Grieving, as observed by michael azzerad

In a recent interview on KUOW’s Sound Focus, music writer Michael Azzerad reflected on his memories of friend, Kurt Cobain. His interview tapes with Cobain are the basis for the documentary, Kurt Cobain: About a Son.

Michael was so devastated by Cobain’s death, that he didn’t listen to these tapes for almost ten years after he died. Eventually, film director AJ Schnack approached him, wanting to hear the interview tapes for his documentary. So he got them out and the two of them listened to them for the first time in many years.

Michael said he was surprised to find he actually enjoyed hearing Kurt’s voice. At the time of the interviews he was relatively healthy, happy, and writing music, and you could hear Michael laughing in the background of the tapes as they talked. He said he wasn’t upset when he heard the tapes, as he thought he would be. Rather, the experience revived the many great memories he had of Cobain, and it made him laugh to think about them.

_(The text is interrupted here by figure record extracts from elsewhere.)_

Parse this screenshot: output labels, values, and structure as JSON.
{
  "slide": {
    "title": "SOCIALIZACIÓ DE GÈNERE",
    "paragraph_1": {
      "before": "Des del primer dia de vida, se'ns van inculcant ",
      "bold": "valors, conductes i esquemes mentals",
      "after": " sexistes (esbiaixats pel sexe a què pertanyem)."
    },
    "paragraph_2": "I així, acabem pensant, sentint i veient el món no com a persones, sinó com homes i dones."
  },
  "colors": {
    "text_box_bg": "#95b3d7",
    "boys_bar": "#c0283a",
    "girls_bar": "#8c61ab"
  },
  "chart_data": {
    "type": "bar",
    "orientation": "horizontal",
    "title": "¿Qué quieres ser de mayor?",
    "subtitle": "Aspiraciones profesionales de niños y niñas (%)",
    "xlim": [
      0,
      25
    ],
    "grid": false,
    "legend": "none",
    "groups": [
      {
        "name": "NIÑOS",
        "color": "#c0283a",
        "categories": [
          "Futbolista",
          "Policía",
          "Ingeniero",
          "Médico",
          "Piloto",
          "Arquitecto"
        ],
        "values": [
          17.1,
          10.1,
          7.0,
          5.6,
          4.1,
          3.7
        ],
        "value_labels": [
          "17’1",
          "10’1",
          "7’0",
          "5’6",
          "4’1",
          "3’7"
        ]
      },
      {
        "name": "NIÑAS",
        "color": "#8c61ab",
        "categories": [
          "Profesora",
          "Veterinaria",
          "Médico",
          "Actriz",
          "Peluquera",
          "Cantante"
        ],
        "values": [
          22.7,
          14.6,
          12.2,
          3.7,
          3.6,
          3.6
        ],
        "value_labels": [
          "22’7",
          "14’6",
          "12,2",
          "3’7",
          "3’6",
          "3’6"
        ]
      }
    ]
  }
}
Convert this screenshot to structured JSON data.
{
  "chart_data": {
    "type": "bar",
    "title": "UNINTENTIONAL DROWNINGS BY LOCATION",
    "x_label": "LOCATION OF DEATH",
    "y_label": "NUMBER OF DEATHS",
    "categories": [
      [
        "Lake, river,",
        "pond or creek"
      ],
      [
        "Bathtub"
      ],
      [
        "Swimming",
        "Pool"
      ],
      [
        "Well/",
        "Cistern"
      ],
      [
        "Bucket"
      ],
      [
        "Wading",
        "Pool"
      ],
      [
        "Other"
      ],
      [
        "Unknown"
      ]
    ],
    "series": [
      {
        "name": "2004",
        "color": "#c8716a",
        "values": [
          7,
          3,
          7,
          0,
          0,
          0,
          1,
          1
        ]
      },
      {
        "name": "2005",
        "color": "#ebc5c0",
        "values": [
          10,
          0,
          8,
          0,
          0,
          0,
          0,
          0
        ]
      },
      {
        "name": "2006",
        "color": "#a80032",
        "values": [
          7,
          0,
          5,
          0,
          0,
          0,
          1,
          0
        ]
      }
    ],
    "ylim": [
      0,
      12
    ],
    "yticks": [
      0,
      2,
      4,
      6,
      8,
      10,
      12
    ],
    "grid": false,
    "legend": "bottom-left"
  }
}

I was struck by this. Standing in the kitchen baking sugar cookies, I suddenly found myself identifying with a music writer I’ve never heard of who was grieving over the death of a famous friend. I haven’t exactly brought myself to look at any pictures of Gordy, or watch any video I may have of him, either, and I would likely crack if I heard his voice – I do miss his voice. But I was comforted that, over time, my grief will continue to morph from sadness to fondness of memories – as it has already begun to do.